Título: País deve corrigir desajustes antes que cenário externo mude, dizem economistas
Autor: Denise Neumann
Fonte: Valor Econômico, 20/04/2006, Brasil, p. A2
O Brasil precisa corrigir diversos entraves microeconômicos ao crescimento, mas sem consertar seu desajuste macroeconômico corre um sério risco de "levar um tombo". A opinião é de dois economistas de escolas distintas, Luis Paulo Rosenberg, da Rosenberg & Associados, e Luciano Coutinho, da LCA Consultores. Para ambos, o cenário internacional extremamente benigno encobre a herança ruim que se acumula em decorrência do tripé formado por juro alto, câmbio valorizado e excesso de gasto público. E o pior: a "janela de oportunidade" dada pela economia mundial "já está sendo fechada", como argumenta Rosenberg. Marisa Cauduro/Valor Economista Luciano Coutinho, da LCA Consultores: Previdência é a principal fonte de desequilíbrio de gasto público
Em algum momento no futuro próximo, concordam os dois economistas, a China vai começar a crescer menos, o déficit americano terá que ser controlado (levando a uma retração no ritmo de consumo do país e de sua população) e os preços das commodities vão arrefecer. Quando esse cenário se confirmar - com maior ou menor impacto sobre a economia mundial - o Brasil será pego com uma enorme distorção de preços internos provocado pelo câmbio valorizado. Aí, o tripé "desarrumado" vai ficar claro, concordam Rosenberg e Coutinho.

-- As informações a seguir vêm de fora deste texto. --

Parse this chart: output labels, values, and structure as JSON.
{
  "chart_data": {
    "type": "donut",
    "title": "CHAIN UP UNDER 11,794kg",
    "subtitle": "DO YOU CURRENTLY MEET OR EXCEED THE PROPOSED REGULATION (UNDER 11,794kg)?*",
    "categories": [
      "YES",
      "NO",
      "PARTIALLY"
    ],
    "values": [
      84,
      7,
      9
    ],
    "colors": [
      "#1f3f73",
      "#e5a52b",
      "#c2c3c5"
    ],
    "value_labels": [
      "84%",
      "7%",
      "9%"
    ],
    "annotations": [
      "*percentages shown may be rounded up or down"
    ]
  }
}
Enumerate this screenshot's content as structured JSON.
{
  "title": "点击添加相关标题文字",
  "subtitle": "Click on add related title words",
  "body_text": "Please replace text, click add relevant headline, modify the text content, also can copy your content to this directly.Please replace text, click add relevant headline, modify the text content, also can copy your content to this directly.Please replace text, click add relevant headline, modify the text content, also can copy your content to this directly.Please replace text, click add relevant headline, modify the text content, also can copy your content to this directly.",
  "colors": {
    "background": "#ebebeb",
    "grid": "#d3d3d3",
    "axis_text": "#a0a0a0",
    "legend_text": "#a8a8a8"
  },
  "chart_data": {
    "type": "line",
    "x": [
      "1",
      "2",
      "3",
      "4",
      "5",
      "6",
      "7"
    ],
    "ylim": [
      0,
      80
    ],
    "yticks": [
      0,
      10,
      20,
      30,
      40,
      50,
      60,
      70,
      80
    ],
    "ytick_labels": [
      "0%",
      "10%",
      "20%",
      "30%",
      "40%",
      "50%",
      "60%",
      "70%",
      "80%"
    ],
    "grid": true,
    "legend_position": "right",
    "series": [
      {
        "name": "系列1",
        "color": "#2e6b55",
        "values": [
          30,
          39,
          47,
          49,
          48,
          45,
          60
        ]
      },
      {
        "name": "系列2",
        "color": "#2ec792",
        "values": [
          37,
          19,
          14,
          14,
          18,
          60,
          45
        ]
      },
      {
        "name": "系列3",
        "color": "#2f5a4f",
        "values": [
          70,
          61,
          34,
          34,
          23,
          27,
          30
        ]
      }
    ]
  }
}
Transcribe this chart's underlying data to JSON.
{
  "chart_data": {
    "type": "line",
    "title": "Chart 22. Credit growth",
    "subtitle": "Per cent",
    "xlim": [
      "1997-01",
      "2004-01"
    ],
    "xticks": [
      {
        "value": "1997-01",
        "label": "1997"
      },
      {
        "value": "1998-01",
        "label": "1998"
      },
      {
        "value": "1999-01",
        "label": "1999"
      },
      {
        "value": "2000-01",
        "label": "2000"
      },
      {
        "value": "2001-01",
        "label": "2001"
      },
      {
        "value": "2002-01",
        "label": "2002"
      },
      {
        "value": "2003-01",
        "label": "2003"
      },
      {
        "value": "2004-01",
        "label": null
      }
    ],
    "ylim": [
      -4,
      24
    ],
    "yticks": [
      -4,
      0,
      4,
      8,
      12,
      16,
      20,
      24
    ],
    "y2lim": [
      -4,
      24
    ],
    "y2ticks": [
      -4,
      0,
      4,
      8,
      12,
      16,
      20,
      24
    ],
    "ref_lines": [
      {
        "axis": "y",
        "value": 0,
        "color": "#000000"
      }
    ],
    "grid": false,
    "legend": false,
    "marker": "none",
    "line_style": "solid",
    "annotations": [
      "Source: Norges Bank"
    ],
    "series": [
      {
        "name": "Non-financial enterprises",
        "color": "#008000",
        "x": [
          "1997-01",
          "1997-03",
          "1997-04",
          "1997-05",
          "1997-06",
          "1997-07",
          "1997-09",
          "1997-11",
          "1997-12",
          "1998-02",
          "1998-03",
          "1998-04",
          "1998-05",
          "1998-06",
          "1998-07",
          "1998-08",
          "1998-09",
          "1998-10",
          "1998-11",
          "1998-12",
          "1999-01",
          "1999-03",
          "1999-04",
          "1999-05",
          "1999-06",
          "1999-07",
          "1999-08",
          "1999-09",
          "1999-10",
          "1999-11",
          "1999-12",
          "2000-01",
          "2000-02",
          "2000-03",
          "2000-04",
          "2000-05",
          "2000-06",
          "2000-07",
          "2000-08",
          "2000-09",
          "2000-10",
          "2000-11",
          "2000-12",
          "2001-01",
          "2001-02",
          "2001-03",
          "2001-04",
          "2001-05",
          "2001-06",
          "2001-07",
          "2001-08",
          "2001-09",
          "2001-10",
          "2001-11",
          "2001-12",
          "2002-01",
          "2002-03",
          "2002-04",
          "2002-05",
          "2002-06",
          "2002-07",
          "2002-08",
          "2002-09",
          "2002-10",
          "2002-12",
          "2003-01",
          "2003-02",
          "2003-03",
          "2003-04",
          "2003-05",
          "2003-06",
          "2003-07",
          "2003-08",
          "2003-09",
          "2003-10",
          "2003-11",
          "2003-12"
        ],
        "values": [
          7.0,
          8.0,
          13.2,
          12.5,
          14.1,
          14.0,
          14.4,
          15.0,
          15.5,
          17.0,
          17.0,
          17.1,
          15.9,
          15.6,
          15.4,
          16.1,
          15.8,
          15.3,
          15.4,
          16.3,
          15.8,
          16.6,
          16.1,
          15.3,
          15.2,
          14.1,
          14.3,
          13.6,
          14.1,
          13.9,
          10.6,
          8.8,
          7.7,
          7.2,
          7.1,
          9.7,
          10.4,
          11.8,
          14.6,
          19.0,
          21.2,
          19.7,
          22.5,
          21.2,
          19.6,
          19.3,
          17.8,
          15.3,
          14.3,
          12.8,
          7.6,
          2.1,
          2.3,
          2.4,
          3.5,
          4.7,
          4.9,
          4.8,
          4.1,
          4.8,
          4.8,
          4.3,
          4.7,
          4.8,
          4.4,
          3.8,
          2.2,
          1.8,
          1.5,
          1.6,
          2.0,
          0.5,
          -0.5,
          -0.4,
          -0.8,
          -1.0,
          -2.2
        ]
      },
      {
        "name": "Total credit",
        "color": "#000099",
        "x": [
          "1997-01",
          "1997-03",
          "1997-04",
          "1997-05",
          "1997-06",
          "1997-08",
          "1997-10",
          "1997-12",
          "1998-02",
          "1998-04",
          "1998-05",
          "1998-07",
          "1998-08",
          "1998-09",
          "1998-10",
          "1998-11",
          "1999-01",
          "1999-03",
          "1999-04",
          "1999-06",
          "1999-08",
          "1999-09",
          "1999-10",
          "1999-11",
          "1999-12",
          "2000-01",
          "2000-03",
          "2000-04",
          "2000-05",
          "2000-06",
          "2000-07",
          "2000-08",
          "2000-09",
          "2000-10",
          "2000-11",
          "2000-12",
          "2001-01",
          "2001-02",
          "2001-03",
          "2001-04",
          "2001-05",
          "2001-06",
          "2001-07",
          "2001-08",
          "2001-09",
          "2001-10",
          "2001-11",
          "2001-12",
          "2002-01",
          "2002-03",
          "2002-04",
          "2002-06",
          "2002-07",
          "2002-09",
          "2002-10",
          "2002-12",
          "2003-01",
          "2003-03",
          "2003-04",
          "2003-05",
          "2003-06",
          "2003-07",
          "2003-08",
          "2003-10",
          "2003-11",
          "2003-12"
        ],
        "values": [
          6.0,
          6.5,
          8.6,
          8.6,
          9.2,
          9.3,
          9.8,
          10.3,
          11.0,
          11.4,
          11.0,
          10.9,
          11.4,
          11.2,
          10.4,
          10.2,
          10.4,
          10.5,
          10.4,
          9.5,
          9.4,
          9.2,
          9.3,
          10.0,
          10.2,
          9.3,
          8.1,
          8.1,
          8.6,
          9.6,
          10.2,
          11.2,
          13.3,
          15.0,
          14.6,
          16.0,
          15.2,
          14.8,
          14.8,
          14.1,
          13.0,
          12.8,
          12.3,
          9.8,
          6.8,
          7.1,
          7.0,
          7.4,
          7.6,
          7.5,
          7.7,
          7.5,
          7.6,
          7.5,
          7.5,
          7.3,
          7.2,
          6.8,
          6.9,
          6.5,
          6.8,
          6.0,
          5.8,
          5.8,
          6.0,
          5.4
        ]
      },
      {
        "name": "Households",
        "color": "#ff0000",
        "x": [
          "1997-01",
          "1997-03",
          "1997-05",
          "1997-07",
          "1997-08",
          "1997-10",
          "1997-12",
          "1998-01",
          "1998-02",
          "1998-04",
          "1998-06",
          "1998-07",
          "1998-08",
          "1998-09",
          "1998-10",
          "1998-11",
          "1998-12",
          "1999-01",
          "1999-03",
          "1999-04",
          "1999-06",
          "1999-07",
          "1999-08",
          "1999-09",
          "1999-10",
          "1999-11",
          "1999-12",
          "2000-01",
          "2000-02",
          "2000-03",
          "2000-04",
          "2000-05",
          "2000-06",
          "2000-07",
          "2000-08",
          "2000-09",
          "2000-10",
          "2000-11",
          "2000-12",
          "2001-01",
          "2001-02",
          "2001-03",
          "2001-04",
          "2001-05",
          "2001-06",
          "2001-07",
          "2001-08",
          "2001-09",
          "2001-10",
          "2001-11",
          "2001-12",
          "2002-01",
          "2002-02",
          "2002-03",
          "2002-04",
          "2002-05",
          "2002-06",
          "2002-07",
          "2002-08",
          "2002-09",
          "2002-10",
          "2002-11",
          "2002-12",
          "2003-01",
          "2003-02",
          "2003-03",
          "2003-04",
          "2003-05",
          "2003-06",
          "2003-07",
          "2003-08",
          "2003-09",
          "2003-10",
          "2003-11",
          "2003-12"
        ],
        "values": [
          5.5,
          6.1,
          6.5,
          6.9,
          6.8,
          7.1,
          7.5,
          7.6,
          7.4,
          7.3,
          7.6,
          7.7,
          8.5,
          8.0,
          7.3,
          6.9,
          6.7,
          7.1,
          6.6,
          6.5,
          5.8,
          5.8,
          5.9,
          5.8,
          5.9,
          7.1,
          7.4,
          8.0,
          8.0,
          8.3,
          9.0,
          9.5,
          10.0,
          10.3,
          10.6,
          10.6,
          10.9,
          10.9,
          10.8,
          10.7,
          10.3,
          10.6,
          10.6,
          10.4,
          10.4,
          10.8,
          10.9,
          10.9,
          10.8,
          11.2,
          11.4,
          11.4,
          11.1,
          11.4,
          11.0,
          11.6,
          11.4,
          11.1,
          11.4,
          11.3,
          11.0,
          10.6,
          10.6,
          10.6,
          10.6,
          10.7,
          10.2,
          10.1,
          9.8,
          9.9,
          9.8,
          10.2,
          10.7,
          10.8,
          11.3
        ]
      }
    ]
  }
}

Com o país crescendo perto de 4%, com as contas externas em ordem e com a inflação sob controle, falar que existe uma "distorção cavalar na economia fica parecendo discurso de quem torce contra", observa Rosenberg. "Mas o fato é que o país está desperdiçando capacidade de crescimento por conta do câmbio fora do lugar", insiste ele. E o vilão do câmbio, argumenta, é o juro alto.
Coutinho insiste na necessidade do governo (deste e do próximo) conter o gasto corrente, que tem crescido em média 0,5% do Produto Interno Bruto (PIB) ao ano nos últimos quatro anos. Ou seja, a farra vem do governo anterior e foi mantida na gestão petista. Na sua avaliação, a principal fonte de desequilíbrio de gasto público é previdenciária. Ele defende tanto novas medidas de reforma do atual regime como uma melhor gestão da Previdência Social. "Há que se discutir tabus como o fato de a mulher poder se aposentar cinco anos antes do homem. Por que esse prazo não pode ser menor?", questiona, deixando claro que isso não é uma proposta.
Rosenberg e Coutinho participaram, ontem, de pequeno debate organizado pela Serasa para lançar o livro "Alternativas para o desenvolvimento do Brasil: discussão de uma agenda microeconômica", resultado de um dia de debates sobre o tema em dezembro de 2005. No livro, o economista Cláudio Adilson Gonçalez, diretor-presidente da MCM Consultores Associados, vai mais longe na crítica à Previdência. Ele pondera que a tarefa de reduzir as despesas públicas vai exigir revisão das políticas sociais, o que torna a função "um problema político dramático". "O gasto público cresceu porque cresceram as transferências às pessoas (...) Faz-se justiça social, pois o país é pobre. O diabo é que ela não gera uma contrapartida produtiva", pondera Gonçalez, no trabalho que apresentou à Serasa.
Rosenberg já está convencido de que, este ano, o governo não vai cumprir o superávit primário de 4,25% do PIB prometido. "A torneira de gastos já foi aberta no ano passado e não tem mais como a meta ser cumprida", argumenta, lembrando que em fevereiro o superávit em 12 meses já está em 4,38% do PIB e o orçamento federal nem estava aprovado. "E se cumprir, vai ser da pior maneira possível, que é com corte de investimento", acrescenta Coutinho.